Melvina and Anna and Luretta were together, and the other children of the neighborhood were scattered about. "Where is Rebby, Mother?" Anna asked, looking about for her sister. "To be sure! She started off with Lucia Horton, but I do not see them," responded Mrs. Weston, smiling happily to think that her own little Danna would no longer be absent from home.

Some traitor has made way with the liberty tree that your father and Paul selected yesterday." "Traitor?" gasped Rebby, who knew well that such a word meant the lowest and most to be despised person on earth, and could hardly believe that what she had supposed to be a fine and brave action could be a traitor's deed. "Who else but a traitor would make way with our liberty pole?" responded Mrs.

"Yes, yes," Anna responded quickly. "I heard Parson Lyon telling Captain O'Brien that all the men ought to be ready to defend the settlement." "Oh, Anna! There are quantities of powder stored at Chandler's Mills. Why couldn't we go after it?" Rebby whispered. "Then indeed we would be helping, and perhaps 'twould save the liberty pole." "Would Father let us?" Anna asked doubtfully. "Don't you see?

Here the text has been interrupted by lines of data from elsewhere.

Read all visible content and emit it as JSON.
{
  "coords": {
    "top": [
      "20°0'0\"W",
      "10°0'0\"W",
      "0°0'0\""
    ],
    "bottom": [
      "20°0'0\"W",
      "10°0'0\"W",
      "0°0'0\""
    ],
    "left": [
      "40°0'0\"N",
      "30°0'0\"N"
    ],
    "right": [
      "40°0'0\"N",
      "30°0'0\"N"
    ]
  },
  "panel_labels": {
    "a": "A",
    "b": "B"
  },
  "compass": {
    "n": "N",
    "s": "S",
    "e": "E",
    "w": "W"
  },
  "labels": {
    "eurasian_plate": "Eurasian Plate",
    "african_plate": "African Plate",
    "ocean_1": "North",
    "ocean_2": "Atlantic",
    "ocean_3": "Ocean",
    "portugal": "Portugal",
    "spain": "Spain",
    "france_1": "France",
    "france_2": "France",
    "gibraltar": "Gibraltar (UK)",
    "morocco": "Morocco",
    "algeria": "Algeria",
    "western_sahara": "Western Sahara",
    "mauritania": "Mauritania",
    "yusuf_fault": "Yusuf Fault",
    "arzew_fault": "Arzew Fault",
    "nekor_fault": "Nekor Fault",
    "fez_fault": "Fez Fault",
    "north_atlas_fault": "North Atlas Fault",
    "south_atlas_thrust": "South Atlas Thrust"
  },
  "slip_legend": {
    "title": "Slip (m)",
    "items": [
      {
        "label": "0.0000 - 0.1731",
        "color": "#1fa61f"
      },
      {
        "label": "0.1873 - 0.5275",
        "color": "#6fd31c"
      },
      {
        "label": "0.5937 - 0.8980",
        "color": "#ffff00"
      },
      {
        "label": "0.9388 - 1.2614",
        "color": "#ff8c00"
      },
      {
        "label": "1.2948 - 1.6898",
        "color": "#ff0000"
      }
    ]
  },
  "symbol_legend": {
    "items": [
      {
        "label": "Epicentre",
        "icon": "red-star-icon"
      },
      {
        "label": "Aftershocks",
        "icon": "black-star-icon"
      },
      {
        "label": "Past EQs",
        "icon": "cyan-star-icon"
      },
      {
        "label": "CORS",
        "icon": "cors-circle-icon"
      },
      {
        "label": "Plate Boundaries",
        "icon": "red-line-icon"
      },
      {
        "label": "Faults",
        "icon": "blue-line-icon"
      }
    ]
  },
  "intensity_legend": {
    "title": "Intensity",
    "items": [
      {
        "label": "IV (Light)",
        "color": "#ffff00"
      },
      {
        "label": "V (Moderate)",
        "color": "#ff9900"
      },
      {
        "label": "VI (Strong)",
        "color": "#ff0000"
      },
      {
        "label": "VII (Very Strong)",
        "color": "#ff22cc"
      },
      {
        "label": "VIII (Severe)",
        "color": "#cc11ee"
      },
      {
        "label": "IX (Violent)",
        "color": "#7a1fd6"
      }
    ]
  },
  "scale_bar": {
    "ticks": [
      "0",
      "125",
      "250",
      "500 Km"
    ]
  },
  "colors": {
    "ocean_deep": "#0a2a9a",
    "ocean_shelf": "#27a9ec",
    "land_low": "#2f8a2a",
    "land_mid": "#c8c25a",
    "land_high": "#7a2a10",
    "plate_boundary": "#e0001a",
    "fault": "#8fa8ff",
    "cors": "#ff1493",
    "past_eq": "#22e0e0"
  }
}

Anna told him quickly of the capture of Trit, the leaking boat, and her jump to safety, while Paul listened with astonished eyes, and, in his turn, told of the discovery of the honey-tree, and then of the search for Anna. "Your father and Rebby are sadly frightened," he concluded; "they are well on the way home now, thinking possibly you might have followed the path.

But the girls watched the slow-moving canoe rather anxiously until it drew close in to the opposite shore, and was hidden by the overhanging branches of the trees. Rebby decided that she would gather some dry grass and sticks for the fire, and asked Anna to go down near the mill and bring up some of the bits of wood lying about there.

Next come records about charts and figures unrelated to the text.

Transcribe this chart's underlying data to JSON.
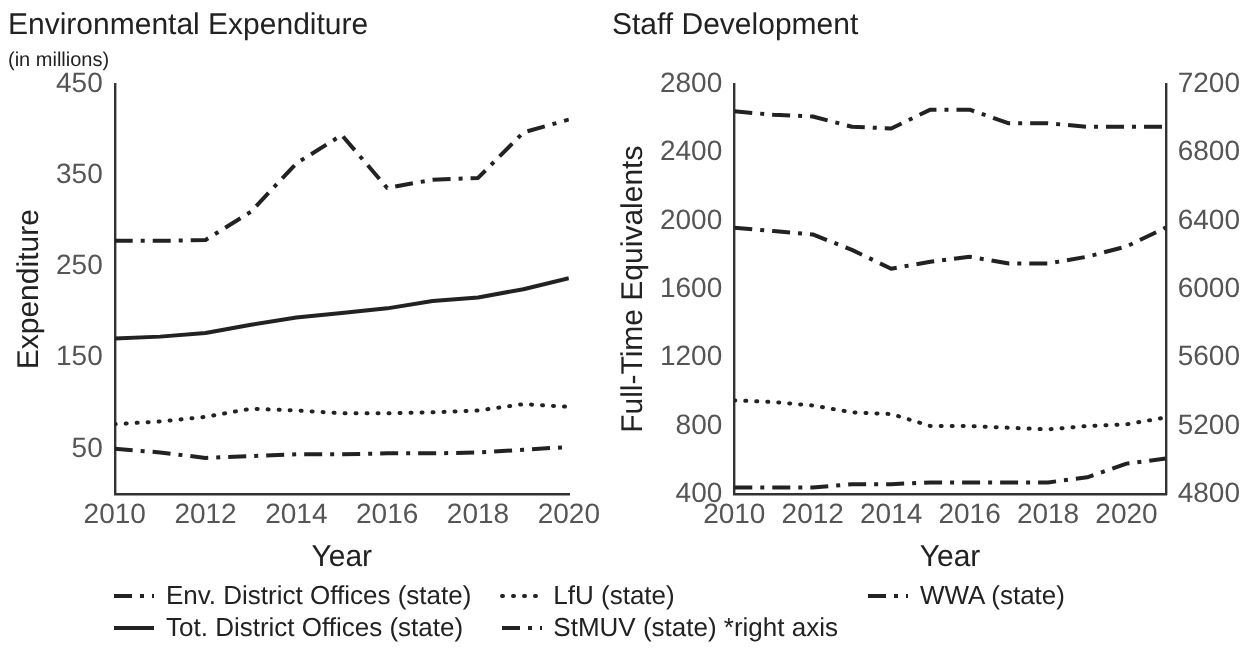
{
  "chart_data": [
    {
      "type": "line",
      "title": "Environmental Expenditure",
      "subtitle": "(in millions)",
      "xlabel": "Year",
      "ylabel": "Expenditure",
      "xlim": [
        2010,
        2020
      ],
      "xticks": [
        2010,
        2012,
        2014,
        2016,
        2018,
        2020
      ],
      "ylim": [
        0,
        450
      ],
      "yticks": [
        50,
        150,
        250,
        350,
        450
      ],
      "legend": "bottom",
      "grid": false,
      "x": [
        2010,
        2011,
        2012,
        2013,
        2014,
        2015,
        2016,
        2017,
        2018,
        2019,
        2020
      ],
      "series": [
        {
          "name": "Env. District Offices (state)",
          "color": "#222222",
          "line_style": "dashed",
          "values": [
            50,
            46,
            40,
            42,
            44,
            44,
            45,
            45,
            46,
            49,
            52
          ]
        },
        {
          "name": "Tot. District Offices (state)",
          "color": "#222222",
          "line_style": "solid",
          "values": [
            171,
            173,
            177,
            186,
            194,
            199,
            204,
            212,
            216,
            225,
            237
          ]
        },
        {
          "name": "LfU (state)",
          "color": "#222222",
          "line_style": "dotted",
          "values": [
            77,
            80,
            85,
            94,
            92,
            89,
            89,
            90,
            92,
            99,
            96
          ]
        },
        {
          "name": "StMUV (state) *right axis",
          "color": "#222222",
          "line_style": "dashed",
          "values": [
            278,
            278,
            279,
            310,
            363,
            394,
            336,
            345,
            347,
            397,
            411
          ]
        }
      ]
    },
    {
      "type": "line",
      "title": "Staff Development",
      "xlabel": "Year",
      "ylabel": "Full-Time Equivalents",
      "xlim": [
        2010,
        2021
      ],
      "xticks": [
        2010,
        2012,
        2014,
        2016,
        2018,
        2020
      ],
      "ylim": [
        400,
        2800
      ],
      "yticks": [
        400,
        800,
        1200,
        1600,
        2000,
        2400,
        2800
      ],
      "y2lim": [
        4800,
        7200
      ],
      "y2ticks": [
        4800,
        5200,
        5600,
        6000,
        6400,
        6800,
        7200
      ],
      "legend": "bottom",
      "grid": false,
      "x": [
        2010,
        2011,
        2012,
        2013,
        2014,
        2015,
        2016,
        2017,
        2018,
        2019,
        2020,
        2021
      ],
      "series": [
        {
          "name": "Env. District Offices (state)",
          "color": "#222222",
          "line_style": "dashed",
          "values": [
            2640,
            2620,
            2610,
            2550,
            2540,
            2650,
            2650,
            2570,
            2570,
            2550,
            2550,
            2550
          ]
        },
        {
          "name": "StMUV (state) *right axis",
          "color": "#222222",
          "line_style": "dashed",
          "axis": "y2",
          "values": [
            6360,
            6340,
            6320,
            6230,
            6120,
            6160,
            6190,
            6150,
            6150,
            6190,
            6250,
            6360
          ]
        },
        {
          "name": "LfU (state)",
          "color": "#222222",
          "line_style": "dotted",
          "values": [
            950,
            940,
            920,
            880,
            870,
            800,
            800,
            790,
            780,
            800,
            810,
            850
          ]
        },
        {
          "name": "WWA (state)",
          "color": "#222222",
          "line_style": "dashed",
          "values": [
            440,
            440,
            440,
            460,
            460,
            470,
            470,
            470,
            470,
            500,
            580,
            610
          ]
        }
      ]
    }
  ]
}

If the gunboat fired on the town she felt it would be her fault for having kept Lucia's secret to herself; and yet she dared not break a promise. In some way Rebby felt that she must do something to make right her foolish act in helping Lucia set the liberty tree adrift.

Sometimes the bees had filled the cavities of the tree so full that they were forced to desert it and find new quarters; but it was evident that here they were very busy indeed. "They will have to be smoked out," decided Rebby, who had often heard her father tell of the way in which such stores were captured. "I wish I could do it, and get some honey for dinner," she exclaimed aloud.

But Anna was not greatly interested in the honey; she had even forgotten that she was hungry and thirsty. She could think only of her father and Rebby searching along the path for some trace of her. It was late in the afternoon when the canoe swept across the river to the same landing where Paul had fastened the liberty tree earlier in the month.

She did!" wailed Lucia, while Rebecca stood looking at the pieces of her cherished mug that had been brought from Boston when the Westons moved to Machias. "She dropped it on purpose," Rebby said, but no one seemed to think of her mug. Mrs. Lyon and Mrs. Weston were both endeavoring to comfort Lucia, and to repair the harm done to the yellow muslin.

"'Tis a golden sovereign that my mother bade me give you," she said, "and my mother says that always the children of Maine will remember what you have done for America's cause." Rebby hardly knew what to reply. "If they knew that I set the liberty tree afloat they would not praise me," she thought unhappily.